Actually it was February 2002, not March. We won’t quibble about 30 days.
Remember yesterday I said there can sometimes be hazards in taking out insurance?
Ecuador’s top military brass stepped down on 20 February after persistent rumours about shady dealings over an insurance contract made in Britain came to a head. Defence minister Hugo Unda issued a statement saying that the chiefs of the navy, air force and joint military command had left their posts in an effort to mitigate the effect on the armed forces of any fallout from the scandal. “They have presented a voluntary request to leave their posts so the armed forces can continue its prestigious service to the nation”, Unda said...

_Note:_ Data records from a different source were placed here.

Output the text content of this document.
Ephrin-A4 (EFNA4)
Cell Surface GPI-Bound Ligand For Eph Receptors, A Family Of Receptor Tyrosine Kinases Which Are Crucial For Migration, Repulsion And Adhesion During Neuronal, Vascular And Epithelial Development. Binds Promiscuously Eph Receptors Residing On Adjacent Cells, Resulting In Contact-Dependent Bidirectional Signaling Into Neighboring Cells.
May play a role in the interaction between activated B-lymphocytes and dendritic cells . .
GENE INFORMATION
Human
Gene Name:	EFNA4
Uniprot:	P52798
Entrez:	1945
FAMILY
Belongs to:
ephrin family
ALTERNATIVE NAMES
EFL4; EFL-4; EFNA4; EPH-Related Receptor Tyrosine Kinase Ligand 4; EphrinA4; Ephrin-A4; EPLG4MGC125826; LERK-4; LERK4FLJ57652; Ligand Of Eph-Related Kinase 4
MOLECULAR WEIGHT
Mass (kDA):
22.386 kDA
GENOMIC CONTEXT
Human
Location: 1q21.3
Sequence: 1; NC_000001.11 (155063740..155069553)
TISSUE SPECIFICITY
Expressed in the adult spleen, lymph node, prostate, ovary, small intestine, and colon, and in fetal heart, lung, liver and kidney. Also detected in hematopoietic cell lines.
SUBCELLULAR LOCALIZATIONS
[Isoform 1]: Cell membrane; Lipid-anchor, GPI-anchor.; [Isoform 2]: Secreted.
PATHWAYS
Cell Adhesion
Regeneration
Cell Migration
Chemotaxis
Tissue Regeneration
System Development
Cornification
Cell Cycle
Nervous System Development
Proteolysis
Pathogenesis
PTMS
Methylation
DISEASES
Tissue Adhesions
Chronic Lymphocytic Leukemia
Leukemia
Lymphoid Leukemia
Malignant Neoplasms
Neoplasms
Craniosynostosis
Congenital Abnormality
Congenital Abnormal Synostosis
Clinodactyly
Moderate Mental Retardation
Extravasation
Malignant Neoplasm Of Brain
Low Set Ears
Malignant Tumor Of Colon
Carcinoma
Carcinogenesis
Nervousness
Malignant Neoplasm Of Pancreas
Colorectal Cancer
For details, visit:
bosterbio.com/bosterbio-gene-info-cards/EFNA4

The scandal: Back in December, navy captain Rogelio Viteri reported to the ambassador [in London] that a military mission had contracted the insurance for a flotilla of aircraft -- without benefit of competitive tenders -- with the British firm... The mission comprised the chiefs of staff of the army, air force, and navy. The policy, Viteri said, cost US$13m. Moreover, he said, the officers took along their wives for a 14-day tour of Europe, allegedly at the expense of the British firm. Viteri was removed from his post and arrested for not having gone through the proper channels...
That was found in the 'Latin American Andean Group Report', 26 February 2002.
Subsequently, in April 2002, it was reported in Ecuador that the legal representative of the insurance firm told the military court that his company is independent of the company of the same name in London but that London personnel had been involved in paying the hotel bills as a “gesture of hospitality”.
At that time the UK legal position with regards to bribery of foreign officials was… in flux. Good old common law, alway evolving (slowly).
Here is an interesting section from an OECD report in 1997 (pdf):
[It was] noted that the United Kingdom relied on a common law offence as well as statutory offences for implementing the obligation under the Convention to criminalise the bribery of foreign public officials and that neither offence expressly applied to the category of foreign bribery. The Group further noted that the common law offence did not appear in practice ever to have been applied to the bribery of a foreign public official, and there was only one reported case (the Raud case, 1989) where the statutory offences had been cited in relation to foreign bribery (the charge in that case was one of conspiracy to commit an offence under the 1906 Act). Moreover, the 1906 Act contained express language including within the definition of an ‘agent’ certain categories of domestic public official (“a person serving under the Crown,” etc) but was silent on the question of foreign public officials…
There are even claims that the UK legislation on bribery in the conduct of overseas business is now tougher than the pioneering US Foreign Corrupt Practices Act.